Certain states are also inherently transient. A request object should never stay in any state except for “wait for response” and “complete” for an extended period of time. If an object stays in a transient state for more than a few minutes, it’s apparent that there is an issue. These issues can be fixed quickly depending on the request object’s current state.
Most importantly, using the state machine for our data provider integrations standardized our process of building them. New engineers joining the team can instantly contribute because each state transition is concretely defined.
The Audit Trail: A State Machine’s Best Friend
The most practical benefit from using a state machine is the ability to view logs from a variety of state transitions.
We store this basic information about each state transition:
- The previous state
- The current state
- The event that induced the transition
- The timestamp
- Any exceptions that occurred during the transition
Let’s apply this to a data provider integration.
State transition logs allow us to audit every data provider integration at an individual request level. Glancing at transition history for a single request instantly shows the request’s previous states, its current state, and any errors. Whenever there’s a problem, the first question asked is “Have you looked at the state transitions yet?”

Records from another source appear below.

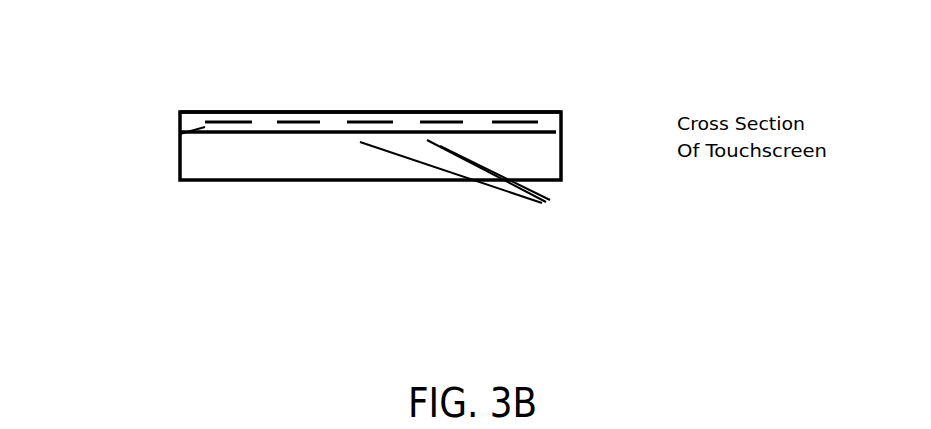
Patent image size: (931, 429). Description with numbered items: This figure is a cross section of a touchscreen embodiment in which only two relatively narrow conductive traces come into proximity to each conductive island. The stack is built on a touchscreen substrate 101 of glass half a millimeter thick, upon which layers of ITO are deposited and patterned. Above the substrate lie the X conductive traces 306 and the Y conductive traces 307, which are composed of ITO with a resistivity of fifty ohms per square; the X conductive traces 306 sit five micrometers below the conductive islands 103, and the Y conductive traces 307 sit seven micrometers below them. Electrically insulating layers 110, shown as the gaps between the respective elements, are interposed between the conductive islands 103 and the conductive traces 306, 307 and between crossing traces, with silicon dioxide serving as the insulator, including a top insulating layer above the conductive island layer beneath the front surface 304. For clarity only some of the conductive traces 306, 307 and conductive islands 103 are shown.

The touchscreen substrate 101 is at (278, 167).
The conductive islands 103 is at (220, 124).
The electrically insulating layers 110 is at (593, 170).
The front surface 304 is at (317, 110).
The X conductive traces 306 is at (190, 135).
The Y conductive traces 307 is at (524, 206).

Logging exceptions together with the corresponding state transition has led to quick fixes for previously hard to track or irreproducible issues. Previously when a request failed, it was difficult to see where the error occurred. Now we can see the exact error message coupled with the state of its occurrence. This is particularly valuable when diagnosing the source of the error. Batch operations can be run on objects that raised the same exception and share the same state. If a data provider goes down and all network requests fail for a day, they can easily be re-queued with one query.

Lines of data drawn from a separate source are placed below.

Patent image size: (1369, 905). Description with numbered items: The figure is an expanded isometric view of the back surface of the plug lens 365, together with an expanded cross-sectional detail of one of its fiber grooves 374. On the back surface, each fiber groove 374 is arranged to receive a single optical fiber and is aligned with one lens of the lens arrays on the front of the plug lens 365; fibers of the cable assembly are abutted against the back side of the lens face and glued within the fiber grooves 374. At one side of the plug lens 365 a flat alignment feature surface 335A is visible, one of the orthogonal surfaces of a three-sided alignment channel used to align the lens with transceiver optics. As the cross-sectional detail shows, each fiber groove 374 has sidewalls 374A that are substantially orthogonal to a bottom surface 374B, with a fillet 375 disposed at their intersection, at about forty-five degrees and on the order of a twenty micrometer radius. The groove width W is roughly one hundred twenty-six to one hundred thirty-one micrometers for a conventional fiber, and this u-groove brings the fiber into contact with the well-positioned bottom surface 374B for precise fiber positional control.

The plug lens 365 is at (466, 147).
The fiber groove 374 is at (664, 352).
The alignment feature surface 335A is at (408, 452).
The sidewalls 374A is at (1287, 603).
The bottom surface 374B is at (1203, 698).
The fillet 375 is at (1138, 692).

Timestamp logging adds insights to each request’s state transition. Knowing how long a request remains in a particular state is valuable information. For example, the turnaround time for a request can be determined by the time it takes for the request to transition from “send request” to “parse response”. Timestamps also provide additional context when debugging exceptions.
Consider Using a State Machine
Using a state machine for parts of the report lifecycle has been hugely beneficial to Checkr. Incorporating it into our core logic has significantly increased reliability despite our total volume doubling. Today, the total number of stuck reports stays below 50 regardless of how much we grow. There are not any hidden stuck reports and morale on the engineering team is much higher. We’re aiming to get this number down to zero towards the end of the year by fixing lingering exceptions, adding state machine logic to new parts of the report lifecycle, refining our state transitions, and better automating state transition retries.
State machines are awesome, and should be considered when modeling data for web applications. Your web application may already contain several examples of state machines. Take a piece of it, draw a state machine diagram, and see what happens.